Recordó detalladamente la última obra en que lo había visto.
¡Estaba tan espléndido al batirse a duelo! No podía imaginárselo
con aspecto horrible, pensó. ¿Qué haría para lograrlo?
Hiciera
lo que hiciera, ella no se iba a asustar. Él no podría decir que la
había asustado a ella. El tío Timothy también estaría allí,
supuso. ¿O no?
Oyó
pasos frente a la puerta, a lo largo del pasillo, que luego se
perdieron. La puerta al pie de la escalera se abrió y luego se cerró
con un golpe.
El
tío Timothy había bajado.
La
niña siguió esperando.
Un
tronco, quemado y rojo, se partió súbitamente en dos y los pedazos
cayeron de repente en el fondo de la chimenea. La pequeña se
sobresaltó con el ruido. ¡Todo estaba tan silencioso! Se preguntó
cuánto más tardaría el señor East. Hacía falta atizar el fuego,
pues los pedazos de tronco se habían juntado. ¿Debía llamar? Pero
el señor East podría entrar justo en el momento en que la sirvienta
estuviera avivando el fuego, y eso arruinaría su entrada. El fuego
podía esperar…
La
habitación estaba silenciosa y, a causa de la tenue luz del fuego,
más oscura. Ya no le llegaba ningún ruido desde abajo, porque la
puerta estaba cerrada. Había estado abierta durante todo el día,
pero ahora se había roto el último y frágil vínculo que la unía
a los demás.
La
llama de la lámpara dio un repentino salto. ¿Por qué? ¿Estaría a
punto de apagarse? ¿Se apagaría?… No.
Esperaba
que el señor East no se le apareciera de golpe. Por supuesto que no
lo haría. De todas maneras, hiciera lo que hiciera, ella no se
asustaría…, no verdaderamente. Hombre prevenido vale por dos.
¿Hubo
un ruido? La niña se levantó, con la mirada clavada en la puerta.
¡Nada!
Pero,
sin duda, la puerta se había entreabierto, ¡ya no encajaba tan
perfectamente en el marco! Tal vez, la puerta… tenía la seguridad
de que se había movido.
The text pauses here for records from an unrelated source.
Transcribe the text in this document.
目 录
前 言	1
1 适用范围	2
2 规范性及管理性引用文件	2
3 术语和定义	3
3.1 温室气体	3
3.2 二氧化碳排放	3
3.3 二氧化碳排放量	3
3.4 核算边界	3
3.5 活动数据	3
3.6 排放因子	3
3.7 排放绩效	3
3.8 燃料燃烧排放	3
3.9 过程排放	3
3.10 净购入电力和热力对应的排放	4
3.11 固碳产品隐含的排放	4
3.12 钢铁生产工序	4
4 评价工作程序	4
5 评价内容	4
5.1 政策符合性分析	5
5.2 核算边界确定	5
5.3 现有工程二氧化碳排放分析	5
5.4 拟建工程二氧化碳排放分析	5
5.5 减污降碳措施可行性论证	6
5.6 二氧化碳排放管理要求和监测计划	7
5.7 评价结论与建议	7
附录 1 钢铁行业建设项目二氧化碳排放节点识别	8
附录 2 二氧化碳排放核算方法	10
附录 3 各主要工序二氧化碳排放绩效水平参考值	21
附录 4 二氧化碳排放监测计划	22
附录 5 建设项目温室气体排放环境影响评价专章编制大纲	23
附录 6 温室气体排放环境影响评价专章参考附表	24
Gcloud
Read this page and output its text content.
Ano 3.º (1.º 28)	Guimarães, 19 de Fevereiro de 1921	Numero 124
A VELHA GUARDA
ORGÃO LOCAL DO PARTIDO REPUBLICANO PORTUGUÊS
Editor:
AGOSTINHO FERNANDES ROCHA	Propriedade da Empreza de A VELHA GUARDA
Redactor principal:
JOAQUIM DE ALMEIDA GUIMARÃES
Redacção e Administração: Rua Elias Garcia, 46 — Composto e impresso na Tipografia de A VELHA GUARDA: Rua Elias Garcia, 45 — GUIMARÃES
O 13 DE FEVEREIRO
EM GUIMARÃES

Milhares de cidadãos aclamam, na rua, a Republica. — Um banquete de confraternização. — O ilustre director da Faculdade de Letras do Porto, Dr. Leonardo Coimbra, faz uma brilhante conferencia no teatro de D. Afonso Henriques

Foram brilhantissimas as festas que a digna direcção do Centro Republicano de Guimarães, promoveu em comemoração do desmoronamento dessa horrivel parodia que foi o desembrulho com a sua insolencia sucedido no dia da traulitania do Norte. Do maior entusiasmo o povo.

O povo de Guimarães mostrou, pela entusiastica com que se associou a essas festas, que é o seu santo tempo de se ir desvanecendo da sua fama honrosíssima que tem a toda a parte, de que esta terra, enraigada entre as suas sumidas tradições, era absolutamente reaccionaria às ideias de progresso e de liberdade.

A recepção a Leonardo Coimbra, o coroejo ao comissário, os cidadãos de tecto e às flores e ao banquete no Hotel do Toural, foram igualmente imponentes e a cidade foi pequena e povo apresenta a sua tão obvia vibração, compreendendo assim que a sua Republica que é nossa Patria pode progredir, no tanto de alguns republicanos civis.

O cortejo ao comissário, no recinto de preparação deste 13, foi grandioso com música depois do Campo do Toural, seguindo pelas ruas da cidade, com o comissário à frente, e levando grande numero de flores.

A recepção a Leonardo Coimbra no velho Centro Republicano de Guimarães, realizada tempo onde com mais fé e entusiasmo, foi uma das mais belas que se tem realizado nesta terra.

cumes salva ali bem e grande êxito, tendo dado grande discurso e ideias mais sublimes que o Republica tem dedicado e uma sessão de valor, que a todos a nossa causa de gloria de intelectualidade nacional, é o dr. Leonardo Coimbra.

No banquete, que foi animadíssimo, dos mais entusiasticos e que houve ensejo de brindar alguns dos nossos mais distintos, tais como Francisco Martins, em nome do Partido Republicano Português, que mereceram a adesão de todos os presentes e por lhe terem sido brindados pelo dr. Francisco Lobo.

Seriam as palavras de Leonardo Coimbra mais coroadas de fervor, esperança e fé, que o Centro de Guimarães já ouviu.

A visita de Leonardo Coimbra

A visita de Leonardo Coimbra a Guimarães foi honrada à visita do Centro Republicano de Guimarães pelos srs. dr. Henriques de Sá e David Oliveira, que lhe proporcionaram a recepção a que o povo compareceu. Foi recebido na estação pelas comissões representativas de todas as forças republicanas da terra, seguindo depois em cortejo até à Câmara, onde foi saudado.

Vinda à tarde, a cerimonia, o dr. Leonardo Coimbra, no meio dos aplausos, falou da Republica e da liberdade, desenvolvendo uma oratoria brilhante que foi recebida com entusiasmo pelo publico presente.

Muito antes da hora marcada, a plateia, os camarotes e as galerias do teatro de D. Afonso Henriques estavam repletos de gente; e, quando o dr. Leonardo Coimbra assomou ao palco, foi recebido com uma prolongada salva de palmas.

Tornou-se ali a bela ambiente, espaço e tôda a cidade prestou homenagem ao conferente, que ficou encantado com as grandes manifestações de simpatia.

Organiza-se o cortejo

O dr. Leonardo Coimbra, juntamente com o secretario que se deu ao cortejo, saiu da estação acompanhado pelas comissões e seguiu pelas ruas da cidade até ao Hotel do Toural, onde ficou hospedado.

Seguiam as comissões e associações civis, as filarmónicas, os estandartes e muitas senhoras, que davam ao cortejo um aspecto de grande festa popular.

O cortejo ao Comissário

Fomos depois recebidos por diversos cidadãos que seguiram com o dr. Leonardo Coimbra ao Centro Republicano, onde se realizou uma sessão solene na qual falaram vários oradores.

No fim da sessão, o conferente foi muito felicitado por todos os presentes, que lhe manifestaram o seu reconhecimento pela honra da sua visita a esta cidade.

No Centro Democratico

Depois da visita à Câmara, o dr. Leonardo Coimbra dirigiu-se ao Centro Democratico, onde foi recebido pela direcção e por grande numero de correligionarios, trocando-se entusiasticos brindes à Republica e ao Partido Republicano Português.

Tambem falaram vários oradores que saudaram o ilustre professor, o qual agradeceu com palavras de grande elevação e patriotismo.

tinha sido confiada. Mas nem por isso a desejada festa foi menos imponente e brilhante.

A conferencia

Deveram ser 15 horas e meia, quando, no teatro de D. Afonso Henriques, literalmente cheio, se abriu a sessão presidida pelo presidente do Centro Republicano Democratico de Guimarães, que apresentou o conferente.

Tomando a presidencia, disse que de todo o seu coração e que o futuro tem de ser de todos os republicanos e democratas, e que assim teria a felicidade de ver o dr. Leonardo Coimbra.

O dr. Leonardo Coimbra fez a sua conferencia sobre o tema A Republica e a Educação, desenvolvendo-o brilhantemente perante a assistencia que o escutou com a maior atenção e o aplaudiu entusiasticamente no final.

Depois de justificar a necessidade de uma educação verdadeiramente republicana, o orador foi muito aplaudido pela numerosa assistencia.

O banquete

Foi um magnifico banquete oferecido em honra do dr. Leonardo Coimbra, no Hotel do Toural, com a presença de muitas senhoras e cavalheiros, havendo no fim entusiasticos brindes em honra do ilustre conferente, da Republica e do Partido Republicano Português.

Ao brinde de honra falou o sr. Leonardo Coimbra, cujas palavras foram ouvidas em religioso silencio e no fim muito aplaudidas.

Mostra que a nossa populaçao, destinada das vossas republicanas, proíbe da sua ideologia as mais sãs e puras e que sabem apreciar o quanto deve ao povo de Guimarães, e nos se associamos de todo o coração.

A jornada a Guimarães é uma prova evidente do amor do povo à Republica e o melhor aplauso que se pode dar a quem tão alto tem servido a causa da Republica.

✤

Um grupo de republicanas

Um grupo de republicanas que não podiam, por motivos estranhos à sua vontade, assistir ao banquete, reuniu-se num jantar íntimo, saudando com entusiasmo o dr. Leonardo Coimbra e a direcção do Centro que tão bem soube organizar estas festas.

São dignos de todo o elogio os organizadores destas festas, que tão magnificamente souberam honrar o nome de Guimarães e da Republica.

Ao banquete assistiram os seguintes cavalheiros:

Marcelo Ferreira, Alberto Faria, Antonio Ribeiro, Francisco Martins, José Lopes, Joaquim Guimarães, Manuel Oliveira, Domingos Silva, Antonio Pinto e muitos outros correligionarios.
Sí, se había movido…, se había abierto
unos dos centímetros, y, poco a poco, mientras observaba, vio un
hilo de luz entre el filo de la puerta y el marco, que crecía
despacio y se detenía.
No
era posible que entrara por allí. Se había entreabierto por sí
sola. El corazón de la niña empezó a latir con más fuerza. Sólo
podía ver la parte superior de la puerta: el pie de la cama le
ocultaba el resto.
Su
atención se hizo más aguda. De pronto, tan repentinamente como un
disparo, descubrió una pequeña figura, como un enano, cerca de la
pared, entre la puerta y la chimenea. Era una pequeña figura con
capa, no más alta que la mesa. ¿Cómo lo hacía? Se movía
despacio, muy despacio, hacia el fuego, como si no se diera cuenta de
la presencia de la niña, envuelto en una capa que arrastraba por el
suelo, con un sombrero en la cabeza inclinada sobre los hombros. La
pequeña se aferró a las sábanas: era algo tan raro, tan
inesperado; soltó una risita nerviosa para romper la tensión del
silencio…, para demostrarle su aprecio.
El
enano se detuvo en seco al oír el ruido y giró hacia ella.
¡Ay!
¡Pero qué miedo sentía! La cara del enano era de un tono blanco
cadavérico, tenía un rostro largo y afilado, hundido entre los
hombros. ¡No había color en los ojos que la observaban! ¿Cómo lo
hacía? ¿Cómo lo hacía? Era demasiado bueno. Se volvió a reír
nerviosamente; y con un estremecimiento de terror que no pudo
dominar, vio cómo la figura salía de las sombras y avanzaba hacia
ella. Se armó de valor; no debía asustarse por una simple
representación… Se acercaba, era horrible, horrible…, estaba
llegando a su cama…
Escondió
de golpe la cabeza entre las sábanas. Nunca supo si gritó o no…
Alguien
tocaba a la puerta, hablando alegremente. La niña sacó la cabeza de
las sábanas, avergonzada por su temor. ¡La horrible criatura había
desaparecido! El señor East hablaba desde la puerta. ¿Qué era lo
que decía? ¿Qué?
—Ya
estoy listo —dijo—. ¿Quieres que entre y empiece?